Slow economic growth and economic stagnation have an adverse impact on low wage earners. These families are more likely to lose their jobs, are less likely to have the resources to weather bad economic times, and are more in need of the initial employment opportunities that a dynamic, growing economy provides. The income tax retards economic performance by creating a significant bias against saving and investment through double, triple, and even quadruple taxation. Under the FairTax, what you earn is what you take home. Americans are able to save more and invest more. The FairTax dramatically increases investment levels compared to levels that would have been achieved under the current income tax system. Increased savings will stimulate investment and productivity and the economy will grow more rapidly, creating demand for workers and improving job opportunities. Because taxes on capital are removed, foreign capital will flow into the United States, creating businesses and jobs. U.S. products competing abroad are free of the hidden costs of taxation while the FairTax is collected on foreign products sold in the United States. Virtually all economic models project a much healthier economy under a broad-based consumption tax such as the FairTax.

Local Group Forms

Kansas FairTaxers have just this spring joined a growing nationwide movement known as Americans For Fair Taxation (AFFT), newly reorganized in Houston this year as the AFFT National Grass Roots Council. The subsidiary AFFT state affiliate in Kansas, the FairTax Kansas Association, or FTKSA, is part of the AFFT National Grass Roots Council, and is seeking to have Kansans become authorized to vote for the Kansas delegation. Kansas delegates to the Grass Roots Council will help to shape a nationally coordinated effort to abolish the IRS, repeal the 16th Amendment, and replace the federal income tax. By donating only $10 on the secure www.FairTax.org website, one automatically qualifies to vote for a fellow Kansan to serve as a FTKSA delegate to the national Grass Roots Council.

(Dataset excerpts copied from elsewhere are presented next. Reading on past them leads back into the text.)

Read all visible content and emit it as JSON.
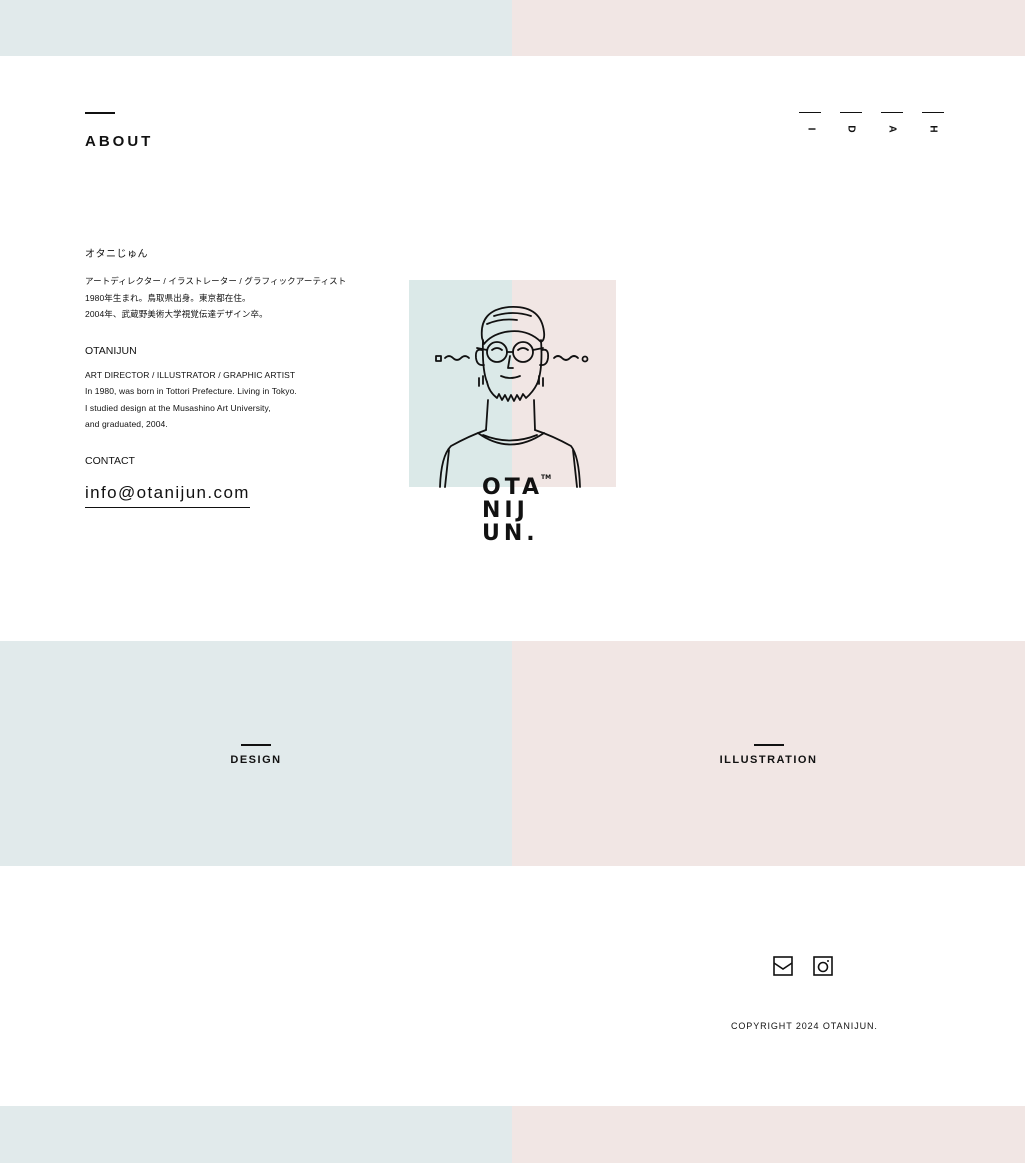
{
  "section": {
    "title": "ABOUT"
  },
  "side_nav": [
    {
      "letter": "I"
    },
    {
      "letter": "D"
    },
    {
      "letter": "A"
    },
    {
      "letter": "H"
    }
  ],
  "profile": {
    "ja": {
      "name": "オタニじゅん",
      "lines": [
        "アートディレクター / イラストレーター / グラフィックアーティスト",
        "1980年生まれ。鳥取県出身。東京都在住。",
        "2004年、武蔵野美術大学視覚伝達デザイン卒。"
      ]
    },
    "en": {
      "name": "OTANIJUN",
      "lines": [
        "ART DIRECTOR / ILLUSTRATOR / GRAPHIC ARTIST",
        "In 1980, was born in Tottori Prefecture. Living in Tokyo.",
        "I studied design at the Musashino Art University,",
        "and graduated, 2004."
      ]
    },
    "contact_label": "CONTACT",
    "email": "info@otanijun.com"
  },
  "logo": {
    "lines": [
      "OTA",
      "NIJ",
      "UN."
    ],
    "trademark": "TM"
  },
  "categories": {
    "design": "DESIGN",
    "illustration": "ILLUSTRATION"
  },
  "footer": {
    "icons": [
      "mail-icon",
      "instagram-icon"
    ],
    "copyright": "COPYRIGHT 2024 OTANIJUN."
  },
  "colors": {
    "blue_panel": "#e1eaeb",
    "pink_panel": "#f1e6e4",
    "ink": "#111111"
  }
}
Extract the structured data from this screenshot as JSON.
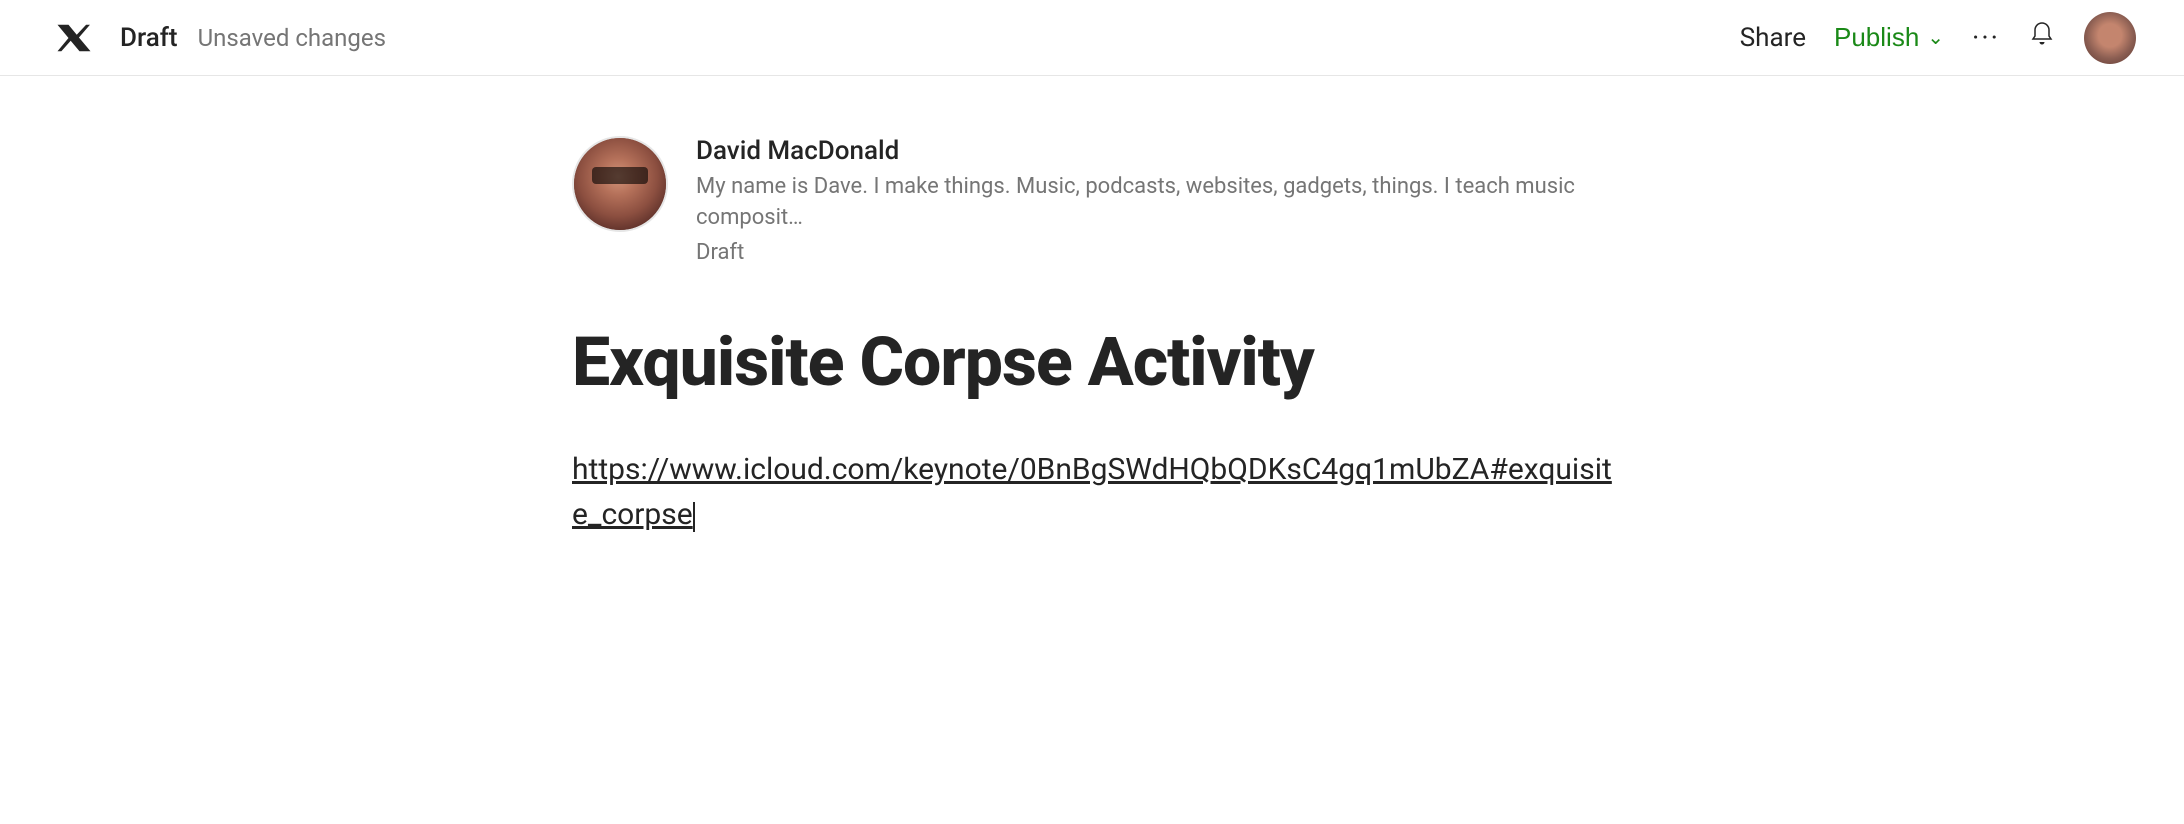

“Promoting and advocating for the FairTax is the one and only thing that FTKSA does, and totally on a volunteer basis,” said Mark Saylor, a Topeka spokesperson for FTKSA. “One Hundred Percent of the money donated is used solely for that purpose.

The FairTax bill in Congress is designated as HR-25 in the House and S-122 in the Senate. All 6 members of The Kansas Congressional delegation are co-sponsors of the legislation, and it is hoped that the House Ways and Means Committee will hold a hearing on HR-25 soon, voting it out of committee onto the House floor for full debate.